难度:Easy
Three stones are on a number line at positions a, b, and c.
Each turn, you pick up a stone at an endpoint (ie., either the lowest or highest position stone), and move it to an unoccupied position between those endpoints. Formally, let's say the stones are currently at positions x, y, z with x < y < z. You pick up the stone at either position x or position z, and move that stone to an integer position k, with x < k < z and k != y.
The game ends when you cannot make any more moves, ie. the stones are in consecutive positions.

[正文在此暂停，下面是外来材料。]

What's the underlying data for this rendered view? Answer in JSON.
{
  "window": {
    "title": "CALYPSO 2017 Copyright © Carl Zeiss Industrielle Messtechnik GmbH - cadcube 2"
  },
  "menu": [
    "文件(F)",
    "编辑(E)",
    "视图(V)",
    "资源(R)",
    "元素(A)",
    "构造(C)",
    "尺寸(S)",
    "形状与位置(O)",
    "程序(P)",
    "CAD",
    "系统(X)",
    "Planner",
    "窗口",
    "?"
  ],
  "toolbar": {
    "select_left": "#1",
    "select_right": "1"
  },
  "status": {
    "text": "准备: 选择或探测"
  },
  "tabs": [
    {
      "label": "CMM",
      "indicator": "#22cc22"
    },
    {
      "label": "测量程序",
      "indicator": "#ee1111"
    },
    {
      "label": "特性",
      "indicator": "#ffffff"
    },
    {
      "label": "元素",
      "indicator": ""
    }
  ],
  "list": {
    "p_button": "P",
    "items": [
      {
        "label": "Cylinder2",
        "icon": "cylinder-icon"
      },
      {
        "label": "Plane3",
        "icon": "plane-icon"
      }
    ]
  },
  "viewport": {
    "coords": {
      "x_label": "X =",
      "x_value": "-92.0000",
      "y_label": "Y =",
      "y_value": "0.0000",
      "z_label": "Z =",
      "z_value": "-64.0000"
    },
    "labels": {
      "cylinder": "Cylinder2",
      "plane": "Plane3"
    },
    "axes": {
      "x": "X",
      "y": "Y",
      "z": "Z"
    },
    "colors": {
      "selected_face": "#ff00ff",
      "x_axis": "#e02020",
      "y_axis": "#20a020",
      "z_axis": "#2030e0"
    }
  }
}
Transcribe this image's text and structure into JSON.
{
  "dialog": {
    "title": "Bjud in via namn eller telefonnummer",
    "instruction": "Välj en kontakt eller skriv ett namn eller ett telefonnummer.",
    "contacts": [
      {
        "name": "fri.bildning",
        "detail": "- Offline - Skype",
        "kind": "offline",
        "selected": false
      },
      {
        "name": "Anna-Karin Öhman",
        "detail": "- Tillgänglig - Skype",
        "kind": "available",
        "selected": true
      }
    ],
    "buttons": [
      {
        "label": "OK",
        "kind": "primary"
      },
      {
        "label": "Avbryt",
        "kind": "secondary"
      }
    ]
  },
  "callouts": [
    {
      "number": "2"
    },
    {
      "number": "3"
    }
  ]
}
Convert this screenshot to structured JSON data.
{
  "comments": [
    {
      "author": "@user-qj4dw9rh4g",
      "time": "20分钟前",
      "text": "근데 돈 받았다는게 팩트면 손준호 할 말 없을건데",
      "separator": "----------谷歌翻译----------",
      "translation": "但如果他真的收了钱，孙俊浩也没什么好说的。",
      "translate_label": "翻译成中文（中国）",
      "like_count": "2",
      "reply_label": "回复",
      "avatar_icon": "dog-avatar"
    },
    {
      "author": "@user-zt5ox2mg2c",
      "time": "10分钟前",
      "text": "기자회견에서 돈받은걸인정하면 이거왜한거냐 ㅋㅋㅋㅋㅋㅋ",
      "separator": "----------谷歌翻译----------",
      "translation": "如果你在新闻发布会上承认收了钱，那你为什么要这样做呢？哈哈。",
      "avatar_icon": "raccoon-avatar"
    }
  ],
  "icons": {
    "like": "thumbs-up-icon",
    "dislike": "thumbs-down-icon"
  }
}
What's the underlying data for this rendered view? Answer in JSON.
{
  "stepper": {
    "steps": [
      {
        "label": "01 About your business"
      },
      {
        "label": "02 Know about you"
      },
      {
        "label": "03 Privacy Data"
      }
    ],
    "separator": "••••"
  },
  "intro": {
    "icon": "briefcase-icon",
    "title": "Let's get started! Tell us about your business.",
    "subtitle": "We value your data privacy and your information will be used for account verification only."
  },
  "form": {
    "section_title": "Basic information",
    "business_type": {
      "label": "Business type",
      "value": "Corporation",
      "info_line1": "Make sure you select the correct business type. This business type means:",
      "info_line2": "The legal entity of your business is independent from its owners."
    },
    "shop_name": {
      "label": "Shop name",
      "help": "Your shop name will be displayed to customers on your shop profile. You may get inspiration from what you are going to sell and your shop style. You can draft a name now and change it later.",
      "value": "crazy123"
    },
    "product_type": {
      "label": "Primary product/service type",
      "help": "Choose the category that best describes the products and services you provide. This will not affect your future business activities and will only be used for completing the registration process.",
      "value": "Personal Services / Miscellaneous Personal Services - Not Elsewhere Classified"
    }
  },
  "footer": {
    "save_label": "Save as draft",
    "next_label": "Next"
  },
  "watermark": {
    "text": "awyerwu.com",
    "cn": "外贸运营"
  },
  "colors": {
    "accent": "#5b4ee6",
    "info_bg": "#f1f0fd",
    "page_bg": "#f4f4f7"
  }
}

When the game ends, what is the minimum and maximum number of moves that you could have made? Return the answer as an length 2 array: answer = [minimum_moves, maximum_moves]
Example 1:
Input: a = 1, b = 2, c = 5
Output: [1,2]
Explanation: Move the stone from 5 to 3, or move the stone from 5 to 4 to 3.
Example 2:
Input: a = 4, b = 3, c = 2
Output: [0,0]
Explanation: We cannot make any moves.
Example 3:
Input: a = 3, b = 5, c = 1
Output: [1,2]
Explanation: Move the stone from 1 to 4; or move the stone from 1 to 2 to 4.
Note:
1 <= a <= 100
1 <= b <= 100
1 <= c <= 100
a != b, b != c, c != a
需要排序。 最小次数不会超过二,需要判断特殊情况。 最大次数就是所有间隔数之和。
class Solution {
void nsort(int &a, int &b, int &c)
{
if(a<b && b<c) return ;
if(a>b) swap(a,b);
if(a>c) swap(a,c);
if(b>c) swap(b,c);
}
public:
vector<int> numMovesStones(int a, int b, int c) {
nsort(a,b,c);
// cout<<a<<" "<<b<< " "<<c<<endl;
int left=b-a-1;
int right=c-b-1;
vector<int> res(2);
res[1]=left+right;
if(left && right)
res[0]= min(min(left,right),2);
else if(left || right)
res[0]=1;
else
res[0]=0;
// cout<<left<<" "<<right<<endl;
return res;
}
};
执行用时 :0 ms, 在所有 C++ 提交中击败了100.00%的用户
内存消耗 :8.2 MB, 在所有 C++ 提交中击败了100.00%的用户